Don's Diary: Extreme archaeology

十二月 6, 2002

July: Oxford
It's that time of year again. The usual eve-of-battle doubts - three months of archaeological excavation about to begin. Will we survive? Early tomorrow we leave for Brittany.

Brittany
8.30am: A spectacular promontory overlooking the estuary of the Léguer. The digging team has assembled, men from Commune have already cut the vegetation and the JCB driver is waiting to strip the topsoil. Le Yaudet is a long-lived settlement occupied from the Mesolithic to the present day. Casual discoveries have been made periodically but the serious excavations began with us in 1991. End of first day - great beginning but we are all shattered.

Mid-July
Already we are beginning to sort out the features that belong to each period: Iron Age hillfort; Roman civil settlement and later military occupation; the particularly interesting Dark Age settlement (when Britons from Cornwall fled to Brittany); and medieval village. Dig social life has kicked in. Must watch sleep deprivation - the excavation is getting quite deep.

End July
Fantastic result - the Dark Age monastic settlement has at last been sorted out. There are late Roman military buildings and a lot more besides.

August: Stockbridge
Another excavation, this time a Roman villa at Thruxton near Andover. Bad weather has delayed harvest, but at the last moment the compassionate farmer has cut the crop early and everything is ready - just.

End August
Great progress. Have identified where the Orpheus mosaic (now in the British Museum) was - the BM missed a bit in 1899.

September: Nájera, Spain
Third day of excavation on Cerro Molino, a Celtiberian hill town. Spectacular site above the lush green valley of the river Najerilla. All equipment has to be carried up each day - can't afford helicopters or donkeys. Fiesta in N jera this evening.
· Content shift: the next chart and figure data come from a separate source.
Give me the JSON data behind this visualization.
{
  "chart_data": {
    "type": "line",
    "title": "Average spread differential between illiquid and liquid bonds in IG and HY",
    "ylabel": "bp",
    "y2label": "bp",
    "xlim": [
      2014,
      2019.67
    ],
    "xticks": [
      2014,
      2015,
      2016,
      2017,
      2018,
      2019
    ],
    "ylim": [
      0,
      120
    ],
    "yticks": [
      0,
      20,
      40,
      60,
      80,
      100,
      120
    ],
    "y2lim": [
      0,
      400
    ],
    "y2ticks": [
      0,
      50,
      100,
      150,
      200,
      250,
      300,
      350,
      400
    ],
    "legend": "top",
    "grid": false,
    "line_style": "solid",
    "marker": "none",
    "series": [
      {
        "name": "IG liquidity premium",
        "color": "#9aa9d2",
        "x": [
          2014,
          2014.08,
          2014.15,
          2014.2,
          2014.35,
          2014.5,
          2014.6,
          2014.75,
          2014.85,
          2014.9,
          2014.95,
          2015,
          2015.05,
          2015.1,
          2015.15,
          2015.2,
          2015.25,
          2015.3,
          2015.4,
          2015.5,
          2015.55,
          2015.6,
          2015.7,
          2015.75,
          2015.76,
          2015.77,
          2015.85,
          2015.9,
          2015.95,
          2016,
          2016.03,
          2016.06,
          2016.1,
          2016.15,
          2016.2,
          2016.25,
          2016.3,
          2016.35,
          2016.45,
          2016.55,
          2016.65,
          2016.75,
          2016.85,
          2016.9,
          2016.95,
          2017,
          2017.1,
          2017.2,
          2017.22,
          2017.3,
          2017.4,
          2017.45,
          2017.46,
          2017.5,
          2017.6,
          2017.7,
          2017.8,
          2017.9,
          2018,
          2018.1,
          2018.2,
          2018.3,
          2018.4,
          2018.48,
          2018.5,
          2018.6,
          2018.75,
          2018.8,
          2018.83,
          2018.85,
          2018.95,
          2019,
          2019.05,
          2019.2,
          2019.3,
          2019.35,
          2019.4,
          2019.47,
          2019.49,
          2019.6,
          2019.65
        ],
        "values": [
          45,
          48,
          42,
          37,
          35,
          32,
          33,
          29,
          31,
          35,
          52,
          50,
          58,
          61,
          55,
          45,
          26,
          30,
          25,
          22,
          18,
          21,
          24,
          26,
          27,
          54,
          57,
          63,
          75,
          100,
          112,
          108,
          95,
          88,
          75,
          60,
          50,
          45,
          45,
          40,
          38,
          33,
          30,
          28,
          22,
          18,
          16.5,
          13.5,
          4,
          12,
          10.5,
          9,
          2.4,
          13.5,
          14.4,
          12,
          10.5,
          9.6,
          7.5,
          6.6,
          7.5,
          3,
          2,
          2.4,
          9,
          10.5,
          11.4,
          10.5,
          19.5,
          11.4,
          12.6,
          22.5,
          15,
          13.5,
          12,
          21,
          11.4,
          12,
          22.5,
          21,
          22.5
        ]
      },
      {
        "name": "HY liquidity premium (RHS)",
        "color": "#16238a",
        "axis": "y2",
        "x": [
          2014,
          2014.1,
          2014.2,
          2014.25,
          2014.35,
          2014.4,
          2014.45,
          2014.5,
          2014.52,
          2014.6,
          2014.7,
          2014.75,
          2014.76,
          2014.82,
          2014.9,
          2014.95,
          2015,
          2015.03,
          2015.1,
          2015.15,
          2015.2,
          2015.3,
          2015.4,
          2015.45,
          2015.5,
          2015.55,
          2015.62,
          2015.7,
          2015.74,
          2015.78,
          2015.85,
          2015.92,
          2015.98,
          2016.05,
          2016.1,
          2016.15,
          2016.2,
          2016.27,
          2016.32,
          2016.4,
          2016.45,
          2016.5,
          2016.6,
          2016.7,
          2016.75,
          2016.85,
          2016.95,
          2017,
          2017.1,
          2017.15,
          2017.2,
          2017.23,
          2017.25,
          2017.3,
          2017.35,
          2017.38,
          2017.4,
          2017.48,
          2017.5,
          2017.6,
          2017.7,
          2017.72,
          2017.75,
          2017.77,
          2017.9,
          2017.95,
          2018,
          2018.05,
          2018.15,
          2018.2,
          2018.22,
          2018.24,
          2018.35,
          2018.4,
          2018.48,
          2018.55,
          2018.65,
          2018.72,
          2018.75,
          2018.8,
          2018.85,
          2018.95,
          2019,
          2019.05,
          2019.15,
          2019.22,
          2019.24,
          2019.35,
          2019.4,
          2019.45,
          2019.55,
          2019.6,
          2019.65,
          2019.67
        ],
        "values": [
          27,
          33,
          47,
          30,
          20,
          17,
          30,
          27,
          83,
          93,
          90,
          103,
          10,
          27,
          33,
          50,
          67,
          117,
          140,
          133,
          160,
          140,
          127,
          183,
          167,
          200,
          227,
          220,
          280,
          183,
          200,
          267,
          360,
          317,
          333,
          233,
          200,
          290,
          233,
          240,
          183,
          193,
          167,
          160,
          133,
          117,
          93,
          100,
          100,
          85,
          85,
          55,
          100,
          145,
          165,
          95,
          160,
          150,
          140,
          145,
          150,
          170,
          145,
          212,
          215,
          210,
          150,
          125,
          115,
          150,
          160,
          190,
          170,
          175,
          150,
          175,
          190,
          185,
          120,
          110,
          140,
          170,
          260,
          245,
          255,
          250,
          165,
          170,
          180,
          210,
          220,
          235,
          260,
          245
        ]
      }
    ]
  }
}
A huge skeleton chases infants while a crocodile of little girls dances behind a twirling giant - great fun.

End September
Digging finished yesterday - tough work, but highly successful. "Extreme archaeology" one of the diggers lovingly called it. We discovered a long sequence of occupation covering 600 years, ending with a violent destruction - burning mud-brick buildings collapsing in on themselves. Could this have been the work of Pompey in the 70s BC? Beginning to pack up, but time to go to Aguillano, a mountain-edge village, to see yellow-skirted stilt-dancers twirl backwards down narrow cobbled streets.

October: Oxford
Back to the institute after three months of pretty exhausting fieldwork. But what rewards - masses of research data, lots of questions answered and new ones posed. New students arriving. Mustn't forget to start writing begging letters for next year's fieldwork.

November
Six weeks into a frantic term. All interim reports now complete and financial statements ready - overspent as usual. Six research applications to write by the end of the week. Just time to do it.


Barry Cunliffe is professor of European archaeology, University of Oxford.